Ademais, a segurança sanitária possui interconexões com outros temas de segurança, como a segurança econômica, a segurança política, a segurança militar e a segurança alimentar.

A construção de um Complexo Econômico Industrial da Saúde (CEIS) tem, neste contexto, um papel estratégico tanto no âmbito socioeconômico quanto político-estratégico.

Um projeto nacional que pense a autonomia estratégica e a segurança nacional deveria ter como um dos seus pilares um CEIS capaz de responder a todo tipo de crise, não apenas sanitária.

O desenvolvimento do CEIS, ao reunir um conjunto de tecnologias portadoras de futuro, pode não somente se conectar ao desenvolvimento da indústria nacional em geral, mas também possui estreita interligação com a base industrial de defesa.

Seria então o CEIS um vetor fundamental de crescimento econômico e teria papel decisivo na estabilidade interna e na segurança interna e externa do país.

Em situações como a atual crise da pandemia da COVID-19, um CEIS estruturado poderia diminuir a vulnerabilidade econômica e política do país.

Afinal, garantir acesso igualitário à saúde tanto aos mais ricos quanto aos mais pobres, em um país com as desigualdades do Brasil, é essencial para manter a estabilidade e coesão política e social.

Por outro lado, a ausência de acesso à saúde em contextos normais e mais ainda de epidemia podem impactar no funcionamento da economia e do Estado, e levar a instabilidades políticas internas.

Um ecossistema industrial na área da saúde teria a capacidade de responder aos principais desafios que se apresentam para os próximos meses.

Em uma conjuntura onde quase todos os fluxos internacionais têm sido interrompidos, poderíamos estar numa situação menos vulnerável a pressões internacionais e aos interesses (poder de barganha) de potências externas.

Essa orientação estratégica deve ser orientadora de políticas econômicas mobilizadoras de recursos e da priorização de investimentos públicos, que impulsionariam a demanda e o investimento do setor privado por toda a economia, em detrimento dos ditames de políticas macroeconômicas de “bom comportamento” que buscam agradar o “mercado” e desaceleram nossa economia, drenando recursos para o setor financeiro.

Além da pandemia, a economia mundial envia sinais de uma crise pelo menos tão severa quanto a de 2008.

O cenário geopolítico internacional está mais próximo do cada um por si do que da cooperação coordenada.

A combinação das crises sanitária e econômica, num cenário em que muitas divergências supranacionais podem acabar resolvidas na guerra, coloca o Brasil refém das escolhas de outras potências na ausência de um CEIS desenvolvido e estruturado.

Esta reflexão depende fundamentalmente de como se pensa o Brasil frente ao mundo.

Quais são os pensamentos que devem fundamentar uma estratégia nacional e soberana que não nos coloque refém de outros países.

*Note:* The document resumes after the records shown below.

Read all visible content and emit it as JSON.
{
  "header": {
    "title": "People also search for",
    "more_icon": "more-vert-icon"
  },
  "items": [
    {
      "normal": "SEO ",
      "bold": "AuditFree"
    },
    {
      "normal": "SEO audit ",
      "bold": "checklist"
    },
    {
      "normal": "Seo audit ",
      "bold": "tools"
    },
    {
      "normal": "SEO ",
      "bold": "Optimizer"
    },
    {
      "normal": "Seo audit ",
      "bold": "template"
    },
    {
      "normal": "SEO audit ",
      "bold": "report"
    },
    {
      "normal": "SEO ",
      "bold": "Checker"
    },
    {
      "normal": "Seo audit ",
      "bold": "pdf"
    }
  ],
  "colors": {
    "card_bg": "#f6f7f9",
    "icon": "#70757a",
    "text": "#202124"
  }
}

Sem dúvida, isso passa por pensar nossa inserção a partir de nossos interesses, de forma pragmática, em um mundo cada vez mais multipolar.

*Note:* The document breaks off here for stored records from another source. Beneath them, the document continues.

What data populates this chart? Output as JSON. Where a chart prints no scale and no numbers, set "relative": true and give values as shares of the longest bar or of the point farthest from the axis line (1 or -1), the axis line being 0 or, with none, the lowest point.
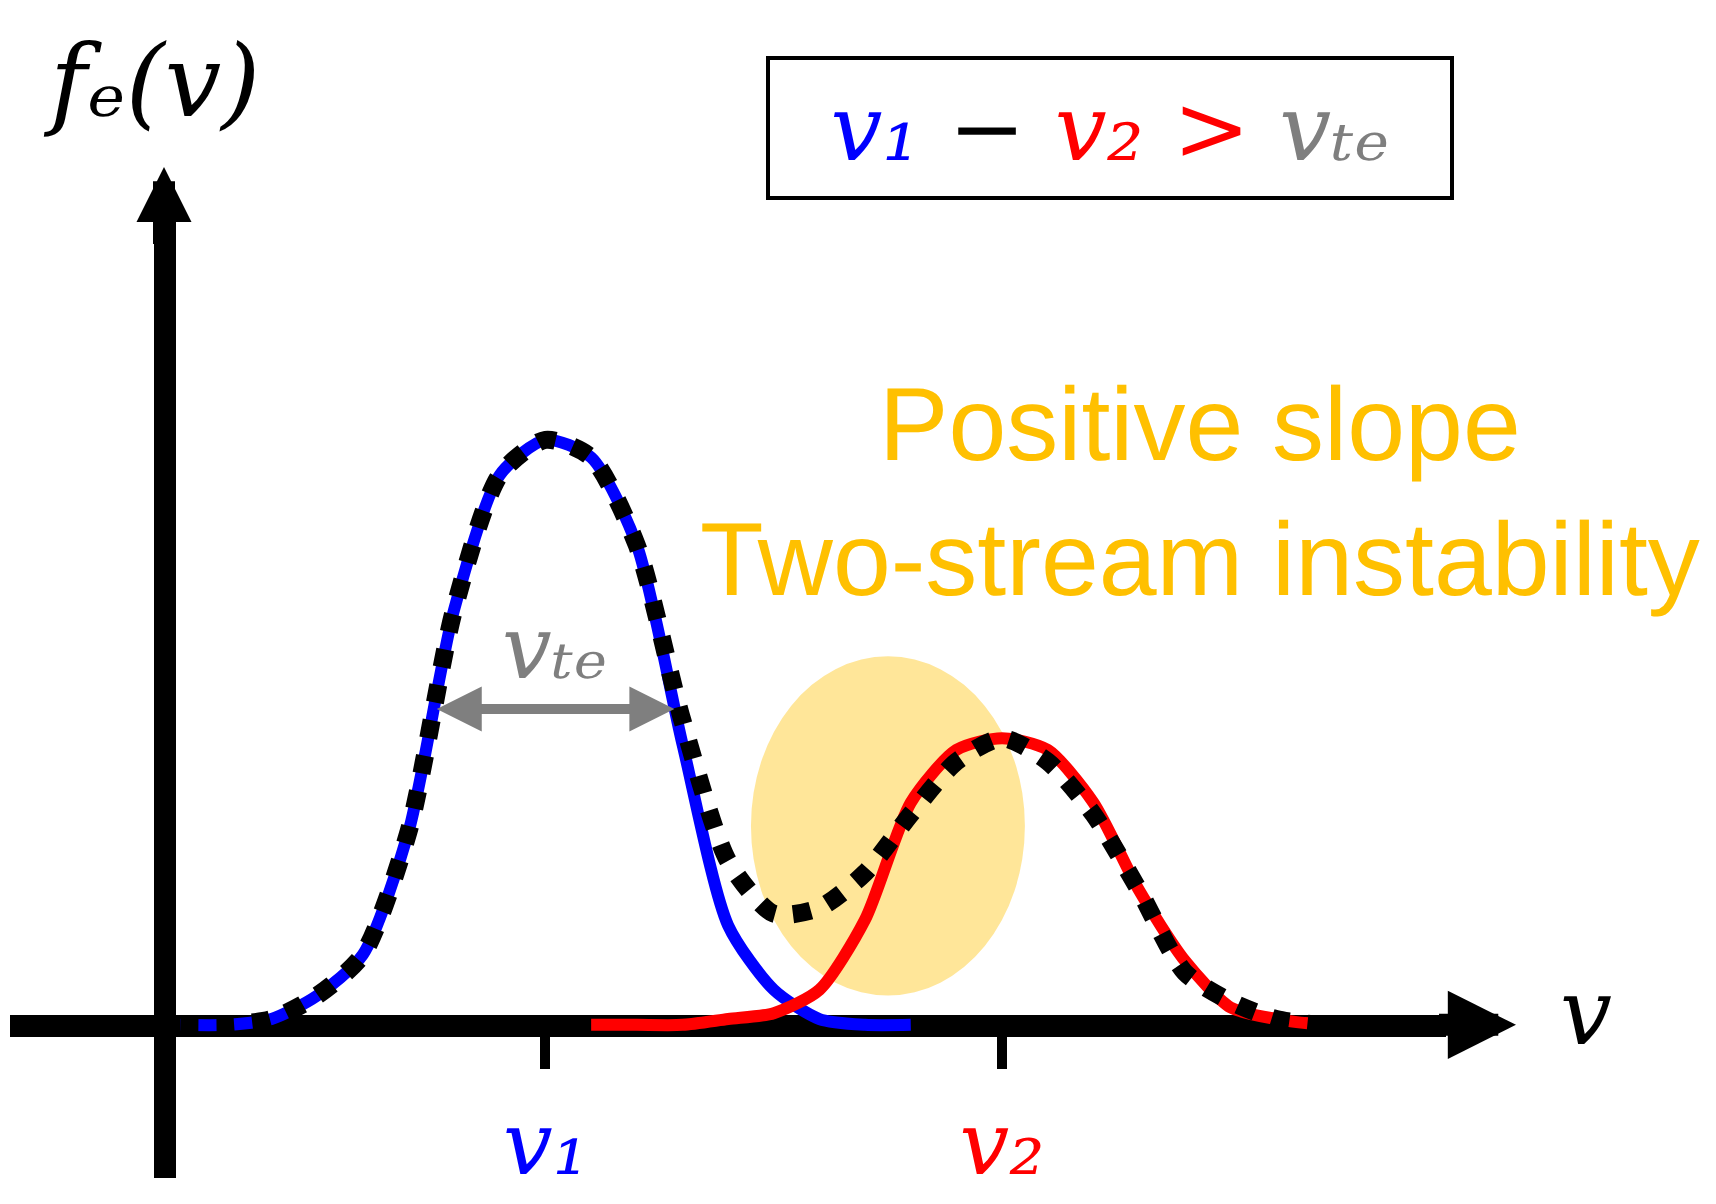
{
  "chart_data": {
    "type": "line",
    "relative": true,
    "legend": false,
    "grid": false,
    "categories": [
      null,
      null,
      null,
      null,
      null,
      null,
      null,
      null,
      "v₁",
      null,
      null,
      null,
      null,
      null,
      null,
      null,
      null,
      null,
      "v₂",
      null,
      null,
      null,
      null,
      null,
      null,
      null,
      null,
      null
    ],
    "xlabel": "v",
    "ylabel": "fₑ(v)",
    "annotations": [
      "vₜₑ",
      "v₁ − v₂ > vₜₑ",
      "Positive slope\nTwo-stream instability"
    ],
    "series": [
      {
        "color": "#0000ff",
        "values": [
          0,
          0,
          0.01,
          0.05,
          0.12,
          0.33,
          0.71,
          0.94,
          1,
          0.97,
          0.82,
          0.48,
          0.17,
          0.06,
          0.01,
          0,
          0,
          null,
          null,
          null,
          null,
          null,
          null,
          null,
          null,
          null,
          null,
          null
        ]
      },
      {
        "color": "#ff0000",
        "values": [
          null,
          null,
          null,
          null,
          null,
          null,
          null,
          null,
          null,
          0,
          0,
          0,
          0.01,
          0.02,
          0.06,
          0.18,
          0.38,
          0.47,
          0.49,
          0.47,
          0.38,
          0.23,
          0.11,
          0.03,
          0.01,
          0,
          null,
          null
        ]
      },
      {
        "color": "#000000",
        "line_style": "dotted",
        "values": [
          0,
          0,
          0.01,
          0.05,
          0.12,
          0.33,
          0.71,
          0.94,
          1,
          0.97,
          0.82,
          0.52,
          0.28,
          0.19,
          0.2,
          0.26,
          0.36,
          0.45,
          0.49,
          0.45,
          0.36,
          0.23,
          0.09,
          0.04,
          0.01,
          0,
          0,
          0
        ]
      }
    ]
  }
}
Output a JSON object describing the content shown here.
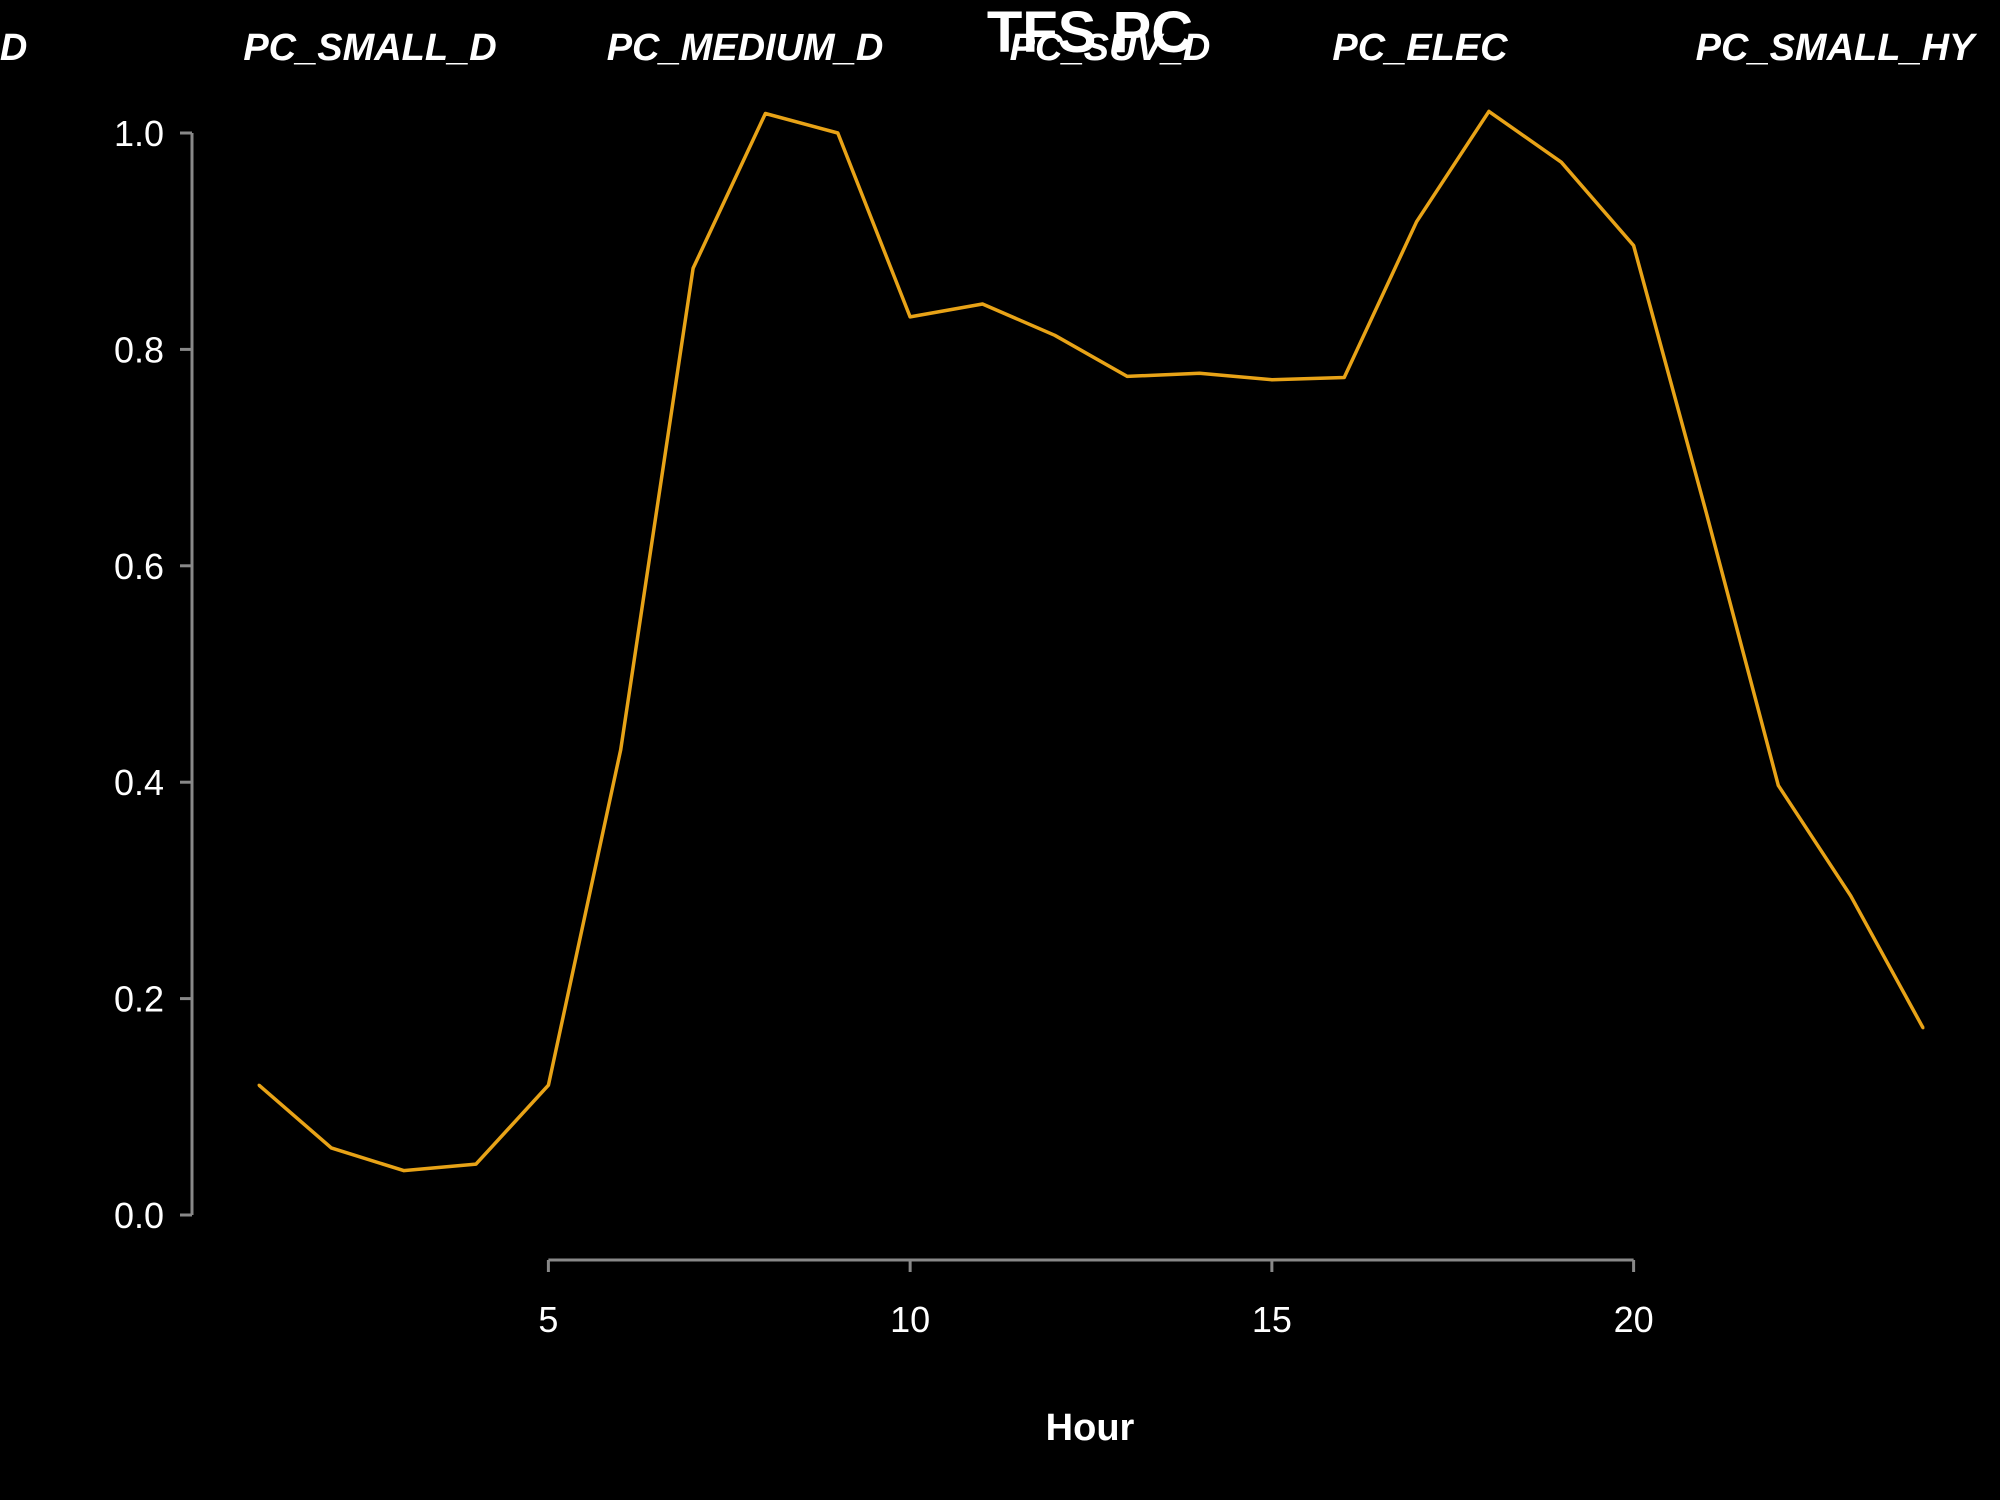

No entanto, isso não corresponde à escolha do atual governo de completa subordinação a qualquer país, menos ainda aos interesses da maior potência global e do nosso hemisfério, os Estados Unidos, que sempre teve como projeto manter sua supremacia e limitar a ascensão do Brasil.

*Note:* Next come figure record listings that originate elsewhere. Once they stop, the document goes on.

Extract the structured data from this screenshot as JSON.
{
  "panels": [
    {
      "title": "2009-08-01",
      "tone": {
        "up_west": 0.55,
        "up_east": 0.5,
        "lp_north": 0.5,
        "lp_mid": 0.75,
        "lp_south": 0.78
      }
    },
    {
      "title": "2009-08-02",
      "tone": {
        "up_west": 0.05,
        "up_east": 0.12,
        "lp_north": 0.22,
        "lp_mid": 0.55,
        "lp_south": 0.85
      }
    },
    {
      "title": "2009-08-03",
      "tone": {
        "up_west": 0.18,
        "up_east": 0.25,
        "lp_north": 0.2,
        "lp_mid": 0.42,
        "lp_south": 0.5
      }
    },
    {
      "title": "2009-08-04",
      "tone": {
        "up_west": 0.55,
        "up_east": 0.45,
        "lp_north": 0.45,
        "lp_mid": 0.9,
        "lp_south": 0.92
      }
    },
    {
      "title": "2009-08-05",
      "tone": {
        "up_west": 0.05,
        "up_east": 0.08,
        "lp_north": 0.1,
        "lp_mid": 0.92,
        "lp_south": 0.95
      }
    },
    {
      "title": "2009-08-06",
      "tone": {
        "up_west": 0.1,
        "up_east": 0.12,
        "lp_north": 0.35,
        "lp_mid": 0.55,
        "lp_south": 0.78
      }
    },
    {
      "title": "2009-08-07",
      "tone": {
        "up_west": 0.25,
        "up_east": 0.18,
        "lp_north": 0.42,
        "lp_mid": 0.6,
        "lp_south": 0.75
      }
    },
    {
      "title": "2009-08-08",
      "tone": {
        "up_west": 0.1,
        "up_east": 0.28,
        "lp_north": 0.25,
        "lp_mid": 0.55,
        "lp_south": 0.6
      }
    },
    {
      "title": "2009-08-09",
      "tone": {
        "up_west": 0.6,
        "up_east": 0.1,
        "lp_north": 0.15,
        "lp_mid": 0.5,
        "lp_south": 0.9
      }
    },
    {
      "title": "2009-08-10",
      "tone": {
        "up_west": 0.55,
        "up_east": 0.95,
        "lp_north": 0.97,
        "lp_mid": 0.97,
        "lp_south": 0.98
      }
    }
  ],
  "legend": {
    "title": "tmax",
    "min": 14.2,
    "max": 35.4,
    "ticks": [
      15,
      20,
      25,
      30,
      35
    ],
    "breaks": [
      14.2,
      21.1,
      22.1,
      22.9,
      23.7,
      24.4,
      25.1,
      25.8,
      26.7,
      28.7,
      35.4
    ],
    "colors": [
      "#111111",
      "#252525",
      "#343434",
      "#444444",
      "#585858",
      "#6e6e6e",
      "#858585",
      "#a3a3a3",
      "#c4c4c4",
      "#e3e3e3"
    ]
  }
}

Ainda, o maior mercado (destino) para os bens industriais brasileiros, e que podem garantir a escala necessária para o desenvolvimento do CEIS, está na América do Sul.

Nossos maiores parceiros potenciais em termos de crescimento de mercado, universalização do acesso à saúde, desenvolvimento de tecnologias flexibilizando o regime de patentes do TRIPS, estão nos países do BRICS (Rússia, China e Índia).

Parece que no fim, deveríamos voltar a Quijano que nos lembra que “a colonialidade do poder ainda exerce seu domínio, na maior parte da América Latina, contra a democracia, a cidadania, a nação e o Estado Nação moderno”.

Raphael Padula é coordenador e professor da Pós-Graduação em Economia Política Internacional (PEPI) do Instituto de Economia da Universidade Federal do Rio de Janeiro (UFRJ).

Gustavo Souto de Noronha é economista e professor da Universidade Estácio de Sá (UNESA).

José Carvalho de Noronha é coordenador Executivo da iniciativa de Prospecção Estratégica do Sistema de Saúde Brasileiro “Brasil Saúde Amanhã” da Fundação Oswaldo Cruz (FIOCRUZ).